De 2000 a 2016, ao menos 4.455 mulheres morreram em decorrência da proibição do aborto
A opinião pública se movimenta a favor da maternidade desejada. Não quer ver encarceradas as mulheres e meninas que, por razões as mais variadas, mas sempre difíceis, se veem na impossibilidade de levar adiante uma gravidez não planejada. Em 2023, a porcentagem da opinião pública contrária à prisão de mulheres que interrompam a gravidez chegou a mais de 57%, número que sempre foi superior a 50% desde 2018 (Cesop/Unicamp, SPW e CFemea).
Na maioria, são mulheres negras e com empregos precários as que realizam abortos em condições altamente vulneráveis e inseguras. A criminalização do aborto e a falta de uma política eficaz de informação e de métodos contraceptivos resultam no desperdício de vidas humanas e em gastos públicos no Brasil: em dez anos (2008 a 2017), o SUS gastou R$ 486 milhões com internações decorrentes de complicações do aborto, sendo 75% deles provocados (Folha). Foram 2,1 milhões de mulheres internadas no período. De 2000 a 2016, ao menos 4.455 mulheres morreram.
Em contraposição à tendência da maioria da opinião pública e ao avanço dos direitos das mulheres rumo à plena dignidade, há propostas de leis que pretendem a proibição absoluta da interrupção da gravidez. O projeto de lei 4150, de 2019, pretende antecipar um ponto central do Estatuto do Nascituro, PL 478, que tramita no Congresso Nacional desde 2007, ou seja, a proibição total da interrupção voluntária da gravidez. Será que tal projeto ou outro que busca impor uma consulta pública medem a desproporcionalidade de negarem os direitos das mulheres à vida digna em nome de fetos ainda não nascidos?
Entendemos que os direitos sexuais e reprodutivos são interdependentes à saúde e à dignidade, direitos fundamentais constitucionais e que, por isso, não faz sentido uma consulta pública nem propostas legislativas que suprimam direitos. Tendo em vista a ADPF 442, cabe ao STF analisar a ação sobre a descriminalização do aborto. A ação se baseia no princípio jurídico da ponderação, limitando a interrupção voluntária da gravidez às 12 primeiras semanas. É esse mesmo princípio que permite a interrupção da gravidez decorrente de estupro, da gestação que implique grave risco à saúde e vida da mulher ou quando se trate de anencefalia fetal, independente da idade gestacional.
Resta-nos clamar que o STF compreenda a interdependência dos direitos sexuais e reprodutivos em relação aos direitos à vida digna e à saúde das mulheres.

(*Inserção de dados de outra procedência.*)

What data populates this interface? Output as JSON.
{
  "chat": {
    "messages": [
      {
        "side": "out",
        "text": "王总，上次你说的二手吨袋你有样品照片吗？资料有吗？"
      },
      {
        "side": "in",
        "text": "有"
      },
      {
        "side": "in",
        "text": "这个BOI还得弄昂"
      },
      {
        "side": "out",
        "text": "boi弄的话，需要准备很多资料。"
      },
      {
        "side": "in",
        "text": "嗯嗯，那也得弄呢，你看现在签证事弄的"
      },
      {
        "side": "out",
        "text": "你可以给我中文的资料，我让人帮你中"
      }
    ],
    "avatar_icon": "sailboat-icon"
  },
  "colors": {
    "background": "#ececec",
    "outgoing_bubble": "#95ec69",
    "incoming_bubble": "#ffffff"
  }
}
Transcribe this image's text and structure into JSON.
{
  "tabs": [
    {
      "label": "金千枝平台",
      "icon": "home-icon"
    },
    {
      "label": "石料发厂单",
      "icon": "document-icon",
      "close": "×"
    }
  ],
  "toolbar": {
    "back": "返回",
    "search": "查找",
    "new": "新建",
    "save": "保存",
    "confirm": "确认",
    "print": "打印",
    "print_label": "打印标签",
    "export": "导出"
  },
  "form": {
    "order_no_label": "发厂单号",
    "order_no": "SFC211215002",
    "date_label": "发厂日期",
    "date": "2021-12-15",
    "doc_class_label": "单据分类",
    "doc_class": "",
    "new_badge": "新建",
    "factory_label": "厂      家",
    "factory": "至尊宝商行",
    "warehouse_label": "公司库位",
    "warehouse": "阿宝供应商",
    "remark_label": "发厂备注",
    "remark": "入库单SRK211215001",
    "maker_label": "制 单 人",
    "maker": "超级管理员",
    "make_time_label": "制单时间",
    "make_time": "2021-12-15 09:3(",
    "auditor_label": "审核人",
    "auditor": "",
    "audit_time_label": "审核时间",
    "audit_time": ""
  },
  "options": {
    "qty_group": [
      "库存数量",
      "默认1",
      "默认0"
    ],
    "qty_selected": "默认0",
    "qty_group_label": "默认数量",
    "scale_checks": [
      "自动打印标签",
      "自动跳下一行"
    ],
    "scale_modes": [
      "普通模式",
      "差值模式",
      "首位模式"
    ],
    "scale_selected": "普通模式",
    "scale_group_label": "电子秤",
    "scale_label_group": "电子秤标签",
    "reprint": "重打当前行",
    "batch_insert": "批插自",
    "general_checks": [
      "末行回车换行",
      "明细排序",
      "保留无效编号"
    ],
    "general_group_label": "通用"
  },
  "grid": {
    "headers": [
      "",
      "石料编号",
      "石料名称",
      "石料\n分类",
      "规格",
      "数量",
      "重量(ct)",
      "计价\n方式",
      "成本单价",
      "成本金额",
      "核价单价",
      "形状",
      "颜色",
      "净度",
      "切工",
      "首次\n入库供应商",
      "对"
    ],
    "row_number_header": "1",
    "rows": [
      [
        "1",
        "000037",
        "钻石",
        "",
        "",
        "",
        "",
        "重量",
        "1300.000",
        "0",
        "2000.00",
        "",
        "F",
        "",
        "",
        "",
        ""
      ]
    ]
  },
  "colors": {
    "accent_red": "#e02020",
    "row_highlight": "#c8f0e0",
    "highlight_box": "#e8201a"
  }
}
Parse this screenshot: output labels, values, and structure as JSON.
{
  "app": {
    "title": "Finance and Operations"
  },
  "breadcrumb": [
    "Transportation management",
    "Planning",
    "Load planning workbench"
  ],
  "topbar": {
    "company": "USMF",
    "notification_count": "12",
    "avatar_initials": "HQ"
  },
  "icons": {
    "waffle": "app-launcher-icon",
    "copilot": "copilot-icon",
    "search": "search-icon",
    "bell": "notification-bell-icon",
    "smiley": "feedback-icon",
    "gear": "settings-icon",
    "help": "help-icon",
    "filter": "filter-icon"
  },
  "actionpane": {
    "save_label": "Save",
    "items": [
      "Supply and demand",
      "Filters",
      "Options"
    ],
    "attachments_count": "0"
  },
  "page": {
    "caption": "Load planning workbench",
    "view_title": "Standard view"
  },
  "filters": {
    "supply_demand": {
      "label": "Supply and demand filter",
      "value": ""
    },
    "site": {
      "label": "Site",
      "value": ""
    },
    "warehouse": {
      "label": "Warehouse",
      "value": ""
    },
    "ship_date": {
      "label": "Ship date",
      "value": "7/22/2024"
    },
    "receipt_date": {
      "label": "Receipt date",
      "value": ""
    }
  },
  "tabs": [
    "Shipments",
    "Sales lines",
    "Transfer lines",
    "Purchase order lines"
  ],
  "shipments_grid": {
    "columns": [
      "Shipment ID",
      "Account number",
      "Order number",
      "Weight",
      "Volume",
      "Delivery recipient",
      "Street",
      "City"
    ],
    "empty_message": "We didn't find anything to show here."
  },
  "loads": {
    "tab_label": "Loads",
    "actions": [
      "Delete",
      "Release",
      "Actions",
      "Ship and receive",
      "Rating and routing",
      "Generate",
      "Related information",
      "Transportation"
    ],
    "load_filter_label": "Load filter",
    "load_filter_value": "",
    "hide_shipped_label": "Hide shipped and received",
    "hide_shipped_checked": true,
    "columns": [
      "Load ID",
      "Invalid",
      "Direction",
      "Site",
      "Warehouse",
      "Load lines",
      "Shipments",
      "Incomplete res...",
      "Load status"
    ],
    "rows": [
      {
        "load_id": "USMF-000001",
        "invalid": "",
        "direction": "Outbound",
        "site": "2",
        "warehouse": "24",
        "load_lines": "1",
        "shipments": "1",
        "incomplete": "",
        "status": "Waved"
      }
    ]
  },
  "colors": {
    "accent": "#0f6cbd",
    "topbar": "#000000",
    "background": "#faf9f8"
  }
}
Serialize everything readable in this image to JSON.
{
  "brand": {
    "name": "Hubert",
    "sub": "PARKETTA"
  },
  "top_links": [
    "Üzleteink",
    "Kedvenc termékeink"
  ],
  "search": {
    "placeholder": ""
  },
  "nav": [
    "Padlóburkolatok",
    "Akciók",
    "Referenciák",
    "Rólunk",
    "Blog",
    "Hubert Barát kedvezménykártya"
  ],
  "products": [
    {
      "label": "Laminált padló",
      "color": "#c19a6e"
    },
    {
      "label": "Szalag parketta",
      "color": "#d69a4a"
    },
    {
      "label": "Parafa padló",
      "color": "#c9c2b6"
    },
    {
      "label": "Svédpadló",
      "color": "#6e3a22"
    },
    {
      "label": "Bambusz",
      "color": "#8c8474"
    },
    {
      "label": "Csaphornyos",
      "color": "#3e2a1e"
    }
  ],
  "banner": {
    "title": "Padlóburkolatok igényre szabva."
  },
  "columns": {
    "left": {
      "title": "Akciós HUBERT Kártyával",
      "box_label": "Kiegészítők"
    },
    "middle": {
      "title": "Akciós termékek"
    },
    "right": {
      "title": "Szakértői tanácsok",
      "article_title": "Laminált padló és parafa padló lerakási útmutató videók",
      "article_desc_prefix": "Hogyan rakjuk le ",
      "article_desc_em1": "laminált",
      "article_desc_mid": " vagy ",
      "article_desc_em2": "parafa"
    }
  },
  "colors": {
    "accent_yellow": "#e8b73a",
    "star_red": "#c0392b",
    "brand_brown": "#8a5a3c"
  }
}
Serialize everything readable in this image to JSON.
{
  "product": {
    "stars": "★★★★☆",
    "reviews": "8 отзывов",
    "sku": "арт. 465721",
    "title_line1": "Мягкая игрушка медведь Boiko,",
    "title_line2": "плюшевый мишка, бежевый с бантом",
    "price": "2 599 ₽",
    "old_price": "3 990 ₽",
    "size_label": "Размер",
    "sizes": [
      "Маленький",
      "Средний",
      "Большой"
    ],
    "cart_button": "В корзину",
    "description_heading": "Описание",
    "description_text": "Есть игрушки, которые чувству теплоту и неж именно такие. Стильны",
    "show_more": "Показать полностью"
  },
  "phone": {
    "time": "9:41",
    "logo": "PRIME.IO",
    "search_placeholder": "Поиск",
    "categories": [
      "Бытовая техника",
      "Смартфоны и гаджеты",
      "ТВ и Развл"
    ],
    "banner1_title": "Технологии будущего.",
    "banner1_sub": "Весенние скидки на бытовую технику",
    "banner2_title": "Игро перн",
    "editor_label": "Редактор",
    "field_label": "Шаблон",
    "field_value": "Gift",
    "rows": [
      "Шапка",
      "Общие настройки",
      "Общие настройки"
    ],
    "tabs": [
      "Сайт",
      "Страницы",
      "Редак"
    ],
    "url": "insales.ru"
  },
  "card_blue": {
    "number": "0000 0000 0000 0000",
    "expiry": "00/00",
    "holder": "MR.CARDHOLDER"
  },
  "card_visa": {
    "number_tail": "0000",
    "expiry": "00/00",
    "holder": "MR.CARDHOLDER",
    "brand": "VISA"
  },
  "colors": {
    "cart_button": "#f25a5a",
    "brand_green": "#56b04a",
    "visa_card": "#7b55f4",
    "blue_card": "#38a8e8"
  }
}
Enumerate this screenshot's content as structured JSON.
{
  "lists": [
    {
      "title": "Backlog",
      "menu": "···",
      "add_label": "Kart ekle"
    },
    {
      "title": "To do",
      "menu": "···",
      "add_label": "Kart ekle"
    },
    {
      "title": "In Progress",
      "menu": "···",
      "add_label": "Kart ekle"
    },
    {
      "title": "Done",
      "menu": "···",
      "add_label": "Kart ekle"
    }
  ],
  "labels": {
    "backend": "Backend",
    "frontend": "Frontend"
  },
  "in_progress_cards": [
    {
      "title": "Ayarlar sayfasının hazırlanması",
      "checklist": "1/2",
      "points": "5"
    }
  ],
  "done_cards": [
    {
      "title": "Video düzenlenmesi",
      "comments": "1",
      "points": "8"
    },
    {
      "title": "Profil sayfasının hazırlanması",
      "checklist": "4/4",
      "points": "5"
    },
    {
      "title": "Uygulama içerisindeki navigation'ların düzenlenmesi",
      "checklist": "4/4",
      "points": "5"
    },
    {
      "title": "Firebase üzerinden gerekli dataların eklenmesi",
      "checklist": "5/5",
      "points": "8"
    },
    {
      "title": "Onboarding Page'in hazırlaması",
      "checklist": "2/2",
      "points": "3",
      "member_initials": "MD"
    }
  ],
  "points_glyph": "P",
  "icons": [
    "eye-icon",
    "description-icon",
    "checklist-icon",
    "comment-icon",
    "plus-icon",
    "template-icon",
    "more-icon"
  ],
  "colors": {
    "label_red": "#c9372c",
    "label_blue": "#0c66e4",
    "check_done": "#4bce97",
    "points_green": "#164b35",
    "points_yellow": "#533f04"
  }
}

Resta-nos clamar que a sociedade civil cada vez mais se encaminhe a favor das mulheres que, em sua vida vivida e diante de difíceis condições, não possam levar adiante uma gravidez.
Resta-nos esperar que novas propostas legislativas venham a favor dos direitos sexuais e reprodutivos das mulheres que compõem os direitos fundamentais à dignidade, à vida e à saúde das mulheres.
Nosso apelo é para que cheguemos a um Brasil onde as mulheres possam acessar os direitos à dignidade, à igualdade e à maternidade desejada consubstanciais à plena cidadania.